William writes:

"It seems to
me that the game is over when a critique begins with disparaging remarks 
about a
highly recognized scholar."

The game isn't over at that point; the next round has just begun. 
Philosophy has its unlovely aspects. In other subjects you triumph by adding 
something new. In philosophy, triumph entails slaying someone old, proving them 
wrong. In the history of philosophy, the arrival of a new, considerable voice 
almost always begins with the citation of a prior philosopher's position and 
an explanation of why it is inadequate - and then the new voice proclaims its 
own novel insights, which themselves will be superseded in due time. 
   
William writes:
"For Harris, I think he means that language is indeed a faculty in that it 
exists as a language when it is being used and not independently."

Your locution here comes closer than anything Harris says, but it's still 
unclear. When people of a decent education are talking about powers of the 
mind, the notion they usually have in mind when they say "faculty" is, 
roughly, of an "ability" at a certain kind of action - e.g. memorizing, 
recalling, 
recognizing, visualizing, speaking, improvising. It's frequently used 
synonymously with 'knack': "She has a knack for learning languages." "He has a 
faculty for improvising poetry with rhymes." I maintain that usefully clear 
thinking honors a distinction between the knack and the languages, the faculty 
and the poetry. Harris does not seem consistently to maintain such a 
distinction.   And yet, in trying to ascribe the knack, I don't think he would 
say, 
"She has a language for learning languages." A similar obliviousness to 
distinctions recurs throughout his writings. 
 
William writes:
"That resolves your possible assumption that language exists as something 
alone and something else in use." 

No, my position is something of the opposite. In my next posting I'll try 
to convey why I believe you can't "learn a language". Not just because it's 
too multiplex, but because there's no such entity as "a language", no 
integrated single thing in the mind-independent world that -- as the innocent 
would 
say -- "corresponds to" the phrase "the English language". Each of us has a 
blurry but often serviceable notion in mind when we say "language". We can 
stipulate a "definition" of 'language', but that's just a fiat about what 
notion I want you to entertain when I say "language". 

William writes:
"As for the word faculty we probably should keep in mind the common uses of 
words
in England versus the U.S."

I think I do that, William. I've spent over three years of my life in 
England, and I doubt if a day went by without my musing explicitly or 
implicitly 
on Oscar Wilde's line, "We have really everything in common with America 
nowadays except, of course, language," or by the line attributed to many, 
"Britain and America are two nations divided by a common language." 


William writes:
"Harris might be aggrandizing his contributions but if that's a flaw, it is 
not a fatal one."

My gripe was not against bragging per se; it concerned what he was bragging 
about. Harris makes much of his claim that the "meaning" of an utterance 
depends on the context, the situation. He points out that what he calls "the 
meaning" of "Fire!" is different when said by the commander of a firing squad 
or said by someone in a theater who notices flames. (Put aside the 
blurriness of his use of 'meaning' there.)

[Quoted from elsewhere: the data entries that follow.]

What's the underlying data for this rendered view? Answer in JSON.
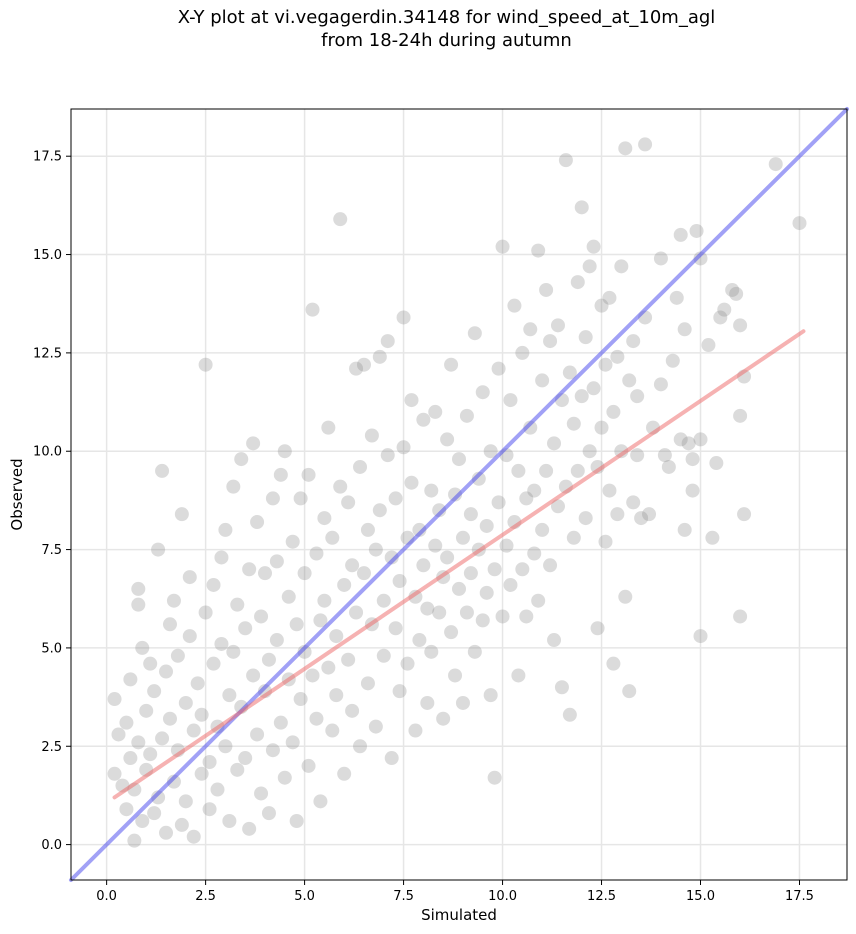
{
  "chart_data": {
    "type": "scatter",
    "title": "X-Y plot at vi.vegagerdin.34148 for wind_speed_at_10m_agl",
    "subtitle": "from 18-24h during autumn",
    "xlabel": "Simulated",
    "ylabel": "Observed",
    "xlim": [
      -0.9,
      18.7
    ],
    "ylim": [
      -0.9,
      18.7
    ],
    "x_ticks": [
      0.0,
      2.5,
      5.0,
      7.5,
      10.0,
      12.5,
      15.0,
      17.5
    ],
    "y_ticks": [
      0.0,
      2.5,
      5.0,
      7.5,
      10.0,
      12.5,
      15.0,
      17.5
    ],
    "x_tick_labels": [
      "0.0",
      "2.5",
      "5.0",
      "7.5",
      "10.0",
      "12.5",
      "15.0",
      "17.5"
    ],
    "y_tick_labels": [
      "0.0",
      "2.5",
      "5.0",
      "7.5",
      "10.0",
      "12.5",
      "15.0",
      "17.5"
    ],
    "grid": true,
    "point_color": "#888888",
    "identity_line": {
      "color": "#4444ee",
      "points": [
        [
          -0.9,
          -0.9
        ],
        [
          18.7,
          18.7
        ]
      ]
    },
    "fit_line": {
      "color": "#ee6666",
      "points": [
        [
          0.2,
          1.2
        ],
        [
          17.6,
          13.05
        ]
      ]
    },
    "points": [
      [
        0.2,
        1.8
      ],
      [
        0.2,
        3.7
      ],
      [
        0.3,
        2.8
      ],
      [
        0.4,
        1.5
      ],
      [
        0.5,
        0.9
      ],
      [
        0.5,
        3.1
      ],
      [
        0.6,
        2.2
      ],
      [
        0.6,
        4.2
      ],
      [
        0.7,
        1.4
      ],
      [
        0.7,
        0.1
      ],
      [
        0.8,
        2.6
      ],
      [
        0.8,
        6.5
      ],
      [
        0.8,
        6.1
      ],
      [
        0.9,
        0.6
      ],
      [
        0.9,
        5.0
      ],
      [
        1.0,
        3.4
      ],
      [
        1.0,
        1.9
      ],
      [
        1.1,
        2.3
      ],
      [
        1.1,
        4.6
      ],
      [
        1.2,
        0.8
      ],
      [
        1.2,
        3.9
      ],
      [
        1.3,
        7.5
      ],
      [
        1.3,
        1.2
      ],
      [
        1.4,
        9.5
      ],
      [
        1.4,
        2.7
      ],
      [
        1.5,
        4.4
      ],
      [
        1.5,
        0.3
      ],
      [
        1.6,
        5.6
      ],
      [
        1.6,
        3.2
      ],
      [
        1.7,
        6.2
      ],
      [
        1.7,
        1.6
      ],
      [
        1.8,
        2.4
      ],
      [
        1.8,
        4.8
      ],
      [
        1.9,
        0.5
      ],
      [
        1.9,
        8.4
      ],
      [
        2.0,
        3.6
      ],
      [
        2.0,
        1.1
      ],
      [
        2.1,
        5.3
      ],
      [
        2.1,
        6.8
      ],
      [
        2.2,
        2.9
      ],
      [
        2.2,
        0.2
      ],
      [
        2.3,
        4.1
      ],
      [
        2.4,
        1.8
      ],
      [
        2.4,
        3.3
      ],
      [
        2.5,
        12.2
      ],
      [
        2.5,
        5.9
      ],
      [
        2.6,
        2.1
      ],
      [
        2.6,
        0.9
      ],
      [
        2.7,
        4.6
      ],
      [
        2.7,
        6.6
      ],
      [
        2.8,
        3.0
      ],
      [
        2.8,
        1.4
      ],
      [
        2.9,
        7.3
      ],
      [
        2.9,
        5.1
      ],
      [
        3.0,
        2.5
      ],
      [
        3.0,
        8.0
      ],
      [
        3.1,
        3.8
      ],
      [
        3.1,
        0.6
      ],
      [
        3.2,
        4.9
      ],
      [
        3.2,
        9.1
      ],
      [
        3.3,
        1.9
      ],
      [
        3.3,
        6.1
      ],
      [
        3.4,
        3.5
      ],
      [
        3.4,
        9.8
      ],
      [
        3.5,
        2.2
      ],
      [
        3.5,
        5.5
      ],
      [
        3.6,
        0.4
      ],
      [
        3.6,
        7.0
      ],
      [
        3.7,
        4.3
      ],
      [
        3.7,
        10.2
      ],
      [
        3.8,
        2.8
      ],
      [
        3.8,
        8.2
      ],
      [
        3.9,
        5.8
      ],
      [
        3.9,
        1.3
      ],
      [
        4.0,
        3.9
      ],
      [
        4.0,
        6.9
      ],
      [
        4.1,
        0.8
      ],
      [
        4.1,
        4.7
      ],
      [
        4.2,
        8.8
      ],
      [
        4.2,
        2.4
      ],
      [
        4.3,
        7.2
      ],
      [
        4.3,
        5.2
      ],
      [
        4.4,
        9.4
      ],
      [
        4.4,
        3.1
      ],
      [
        4.5,
        10.0
      ],
      [
        4.5,
        1.7
      ],
      [
        4.6,
        6.3
      ],
      [
        4.6,
        4.2
      ],
      [
        4.7,
        7.7
      ],
      [
        4.7,
        2.6
      ],
      [
        4.8,
        5.6
      ],
      [
        4.8,
        0.6
      ],
      [
        4.9,
        8.8
      ],
      [
        4.9,
        3.7
      ],
      [
        5.0,
        4.9
      ],
      [
        5.0,
        6.9
      ],
      [
        5.1,
        2.0
      ],
      [
        5.1,
        9.4
      ],
      [
        5.2,
        4.3
      ],
      [
        5.2,
        13.6
      ],
      [
        5.3,
        7.4
      ],
      [
        5.3,
        3.2
      ],
      [
        5.4,
        5.7
      ],
      [
        5.4,
        1.1
      ],
      [
        5.5,
        8.3
      ],
      [
        5.5,
        6.2
      ],
      [
        5.6,
        10.6
      ],
      [
        5.6,
        4.5
      ],
      [
        5.7,
        2.9
      ],
      [
        5.7,
        7.8
      ],
      [
        5.8,
        5.3
      ],
      [
        5.8,
        3.8
      ],
      [
        5.9,
        9.1
      ],
      [
        5.9,
        15.9
      ],
      [
        6.0,
        6.6
      ],
      [
        6.0,
        1.8
      ],
      [
        6.1,
        4.7
      ],
      [
        6.1,
        8.7
      ],
      [
        6.2,
        7.1
      ],
      [
        6.2,
        3.4
      ],
      [
        6.3,
        12.1
      ],
      [
        6.3,
        5.9
      ],
      [
        6.4,
        9.6
      ],
      [
        6.4,
        2.5
      ],
      [
        6.5,
        6.9
      ],
      [
        6.5,
        12.2
      ],
      [
        6.6,
        4.1
      ],
      [
        6.6,
        8.0
      ],
      [
        6.7,
        5.6
      ],
      [
        6.7,
        10.4
      ],
      [
        6.8,
        7.5
      ],
      [
        6.8,
        3.0
      ],
      [
        6.9,
        8.5
      ],
      [
        6.9,
        12.4
      ],
      [
        7.0,
        6.2
      ],
      [
        7.0,
        4.8
      ],
      [
        7.1,
        9.9
      ],
      [
        7.1,
        12.8
      ],
      [
        7.2,
        7.3
      ],
      [
        7.2,
        2.2
      ],
      [
        7.3,
        5.5
      ],
      [
        7.3,
        8.8
      ],
      [
        7.4,
        6.7
      ],
      [
        7.4,
        3.9
      ],
      [
        7.5,
        10.1
      ],
      [
        7.5,
        13.4
      ],
      [
        7.6,
        7.8
      ],
      [
        7.6,
        4.6
      ],
      [
        7.7,
        9.2
      ],
      [
        7.7,
        11.3
      ],
      [
        7.8,
        6.3
      ],
      [
        7.8,
        2.9
      ],
      [
        7.9,
        8.0
      ],
      [
        7.9,
        5.2
      ],
      [
        8.0,
        10.8
      ],
      [
        8.0,
        7.1
      ],
      [
        8.1,
        6.0
      ],
      [
        8.1,
        3.6
      ],
      [
        8.2,
        9.0
      ],
      [
        8.2,
        4.9
      ],
      [
        8.3,
        7.6
      ],
      [
        8.3,
        11.0
      ],
      [
        8.4,
        5.9
      ],
      [
        8.4,
        8.5
      ],
      [
        8.5,
        6.8
      ],
      [
        8.5,
        3.2
      ],
      [
        8.6,
        10.3
      ],
      [
        8.6,
        7.3
      ],
      [
        8.7,
        12.2
      ],
      [
        8.7,
        5.4
      ],
      [
        8.8,
        8.9
      ],
      [
        8.8,
        4.3
      ],
      [
        8.9,
        6.5
      ],
      [
        8.9,
        9.8
      ],
      [
        9.0,
        7.8
      ],
      [
        9.0,
        3.6
      ],
      [
        9.1,
        5.9
      ],
      [
        9.1,
        10.9
      ],
      [
        9.2,
        8.4
      ],
      [
        9.2,
        6.9
      ],
      [
        9.3,
        13.0
      ],
      [
        9.3,
        4.9
      ],
      [
        9.4,
        7.5
      ],
      [
        9.4,
        9.3
      ],
      [
        9.5,
        5.7
      ],
      [
        9.5,
        11.5
      ],
      [
        9.6,
        8.1
      ],
      [
        9.6,
        6.4
      ],
      [
        9.7,
        3.8
      ],
      [
        9.7,
        10.0
      ],
      [
        9.8,
        7.0
      ],
      [
        9.8,
        1.7
      ],
      [
        9.9,
        12.1
      ],
      [
        9.9,
        8.7
      ],
      [
        10.0,
        5.8
      ],
      [
        10.0,
        15.2
      ],
      [
        10.1,
        7.6
      ],
      [
        10.1,
        9.9
      ],
      [
        10.2,
        6.6
      ],
      [
        10.2,
        11.3
      ],
      [
        10.3,
        8.2
      ],
      [
        10.3,
        13.7
      ],
      [
        10.4,
        4.3
      ],
      [
        10.4,
        9.5
      ],
      [
        10.5,
        7.0
      ],
      [
        10.5,
        12.5
      ],
      [
        10.6,
        8.8
      ],
      [
        10.6,
        5.8
      ],
      [
        10.7,
        10.6
      ],
      [
        10.7,
        13.1
      ],
      [
        10.8,
        7.4
      ],
      [
        10.8,
        9.0
      ],
      [
        10.9,
        15.1
      ],
      [
        10.9,
        6.2
      ],
      [
        11.0,
        11.8
      ],
      [
        11.0,
        8.0
      ],
      [
        11.1,
        9.5
      ],
      [
        11.1,
        14.1
      ],
      [
        11.2,
        7.1
      ],
      [
        11.2,
        12.8
      ],
      [
        11.3,
        10.2
      ],
      [
        11.3,
        5.2
      ],
      [
        11.4,
        8.6
      ],
      [
        11.4,
        13.2
      ],
      [
        11.5,
        11.3
      ],
      [
        11.5,
        4.0
      ],
      [
        11.6,
        9.1
      ],
      [
        11.6,
        17.4
      ],
      [
        11.7,
        12.0
      ],
      [
        11.7,
        3.3
      ],
      [
        11.8,
        10.7
      ],
      [
        11.8,
        7.8
      ],
      [
        11.9,
        14.3
      ],
      [
        11.9,
        9.5
      ],
      [
        12.0,
        16.2
      ],
      [
        12.0,
        11.4
      ],
      [
        12.1,
        8.3
      ],
      [
        12.1,
        12.9
      ],
      [
        12.2,
        10.0
      ],
      [
        12.2,
        14.7
      ],
      [
        12.3,
        15.2
      ],
      [
        12.3,
        11.6
      ],
      [
        12.4,
        9.6
      ],
      [
        12.4,
        5.5
      ],
      [
        12.5,
        13.7
      ],
      [
        12.5,
        10.6
      ],
      [
        12.6,
        7.7
      ],
      [
        12.6,
        12.2
      ],
      [
        12.7,
        9.0
      ],
      [
        12.7,
        13.9
      ],
      [
        12.8,
        11.0
      ],
      [
        12.8,
        4.6
      ],
      [
        12.9,
        8.4
      ],
      [
        12.9,
        12.4
      ],
      [
        13.0,
        14.7
      ],
      [
        13.0,
        10.0
      ],
      [
        13.1,
        17.7
      ],
      [
        13.1,
        6.3
      ],
      [
        13.2,
        11.8
      ],
      [
        13.2,
        3.9
      ],
      [
        13.3,
        12.8
      ],
      [
        13.3,
        8.7
      ],
      [
        13.4,
        9.9
      ],
      [
        13.4,
        11.4
      ],
      [
        13.5,
        8.3
      ],
      [
        13.6,
        17.8
      ],
      [
        13.6,
        13.4
      ],
      [
        13.7,
        8.4
      ],
      [
        13.8,
        10.6
      ],
      [
        14.0,
        11.7
      ],
      [
        14.0,
        14.9
      ],
      [
        14.1,
        9.9
      ],
      [
        14.2,
        9.6
      ],
      [
        14.3,
        12.3
      ],
      [
        14.4,
        13.9
      ],
      [
        14.5,
        10.3
      ],
      [
        14.5,
        15.5
      ],
      [
        14.6,
        13.1
      ],
      [
        14.6,
        8.0
      ],
      [
        14.7,
        10.2
      ],
      [
        14.8,
        9.0
      ],
      [
        14.8,
        9.8
      ],
      [
        14.9,
        15.6
      ],
      [
        15.0,
        14.9
      ],
      [
        15.0,
        10.3
      ],
      [
        15.0,
        5.3
      ],
      [
        15.2,
        12.7
      ],
      [
        15.3,
        7.8
      ],
      [
        15.4,
        9.7
      ],
      [
        15.5,
        13.4
      ],
      [
        15.6,
        13.6
      ],
      [
        15.8,
        14.1
      ],
      [
        15.9,
        14.0
      ],
      [
        16.0,
        13.2
      ],
      [
        16.0,
        10.9
      ],
      [
        16.0,
        5.8
      ],
      [
        16.1,
        11.9
      ],
      [
        16.1,
        8.4
      ],
      [
        16.9,
        17.3
      ],
      [
        17.5,
        15.8
      ]
    ]
  }
}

I say his insight there is so obvious and so common that it's all but 
truistic. And yet Harris hardly he seems aware of how hackneyed it is. He goes 
on 
to emphasize the the importance and profundity of his vision:

'That is why integrationism pays far more attention to contextualization 
than any other approach to language.' 

I do feel Harris should stick strictly to "linguistics", and leave 
philosophy to others who are more equipped for it.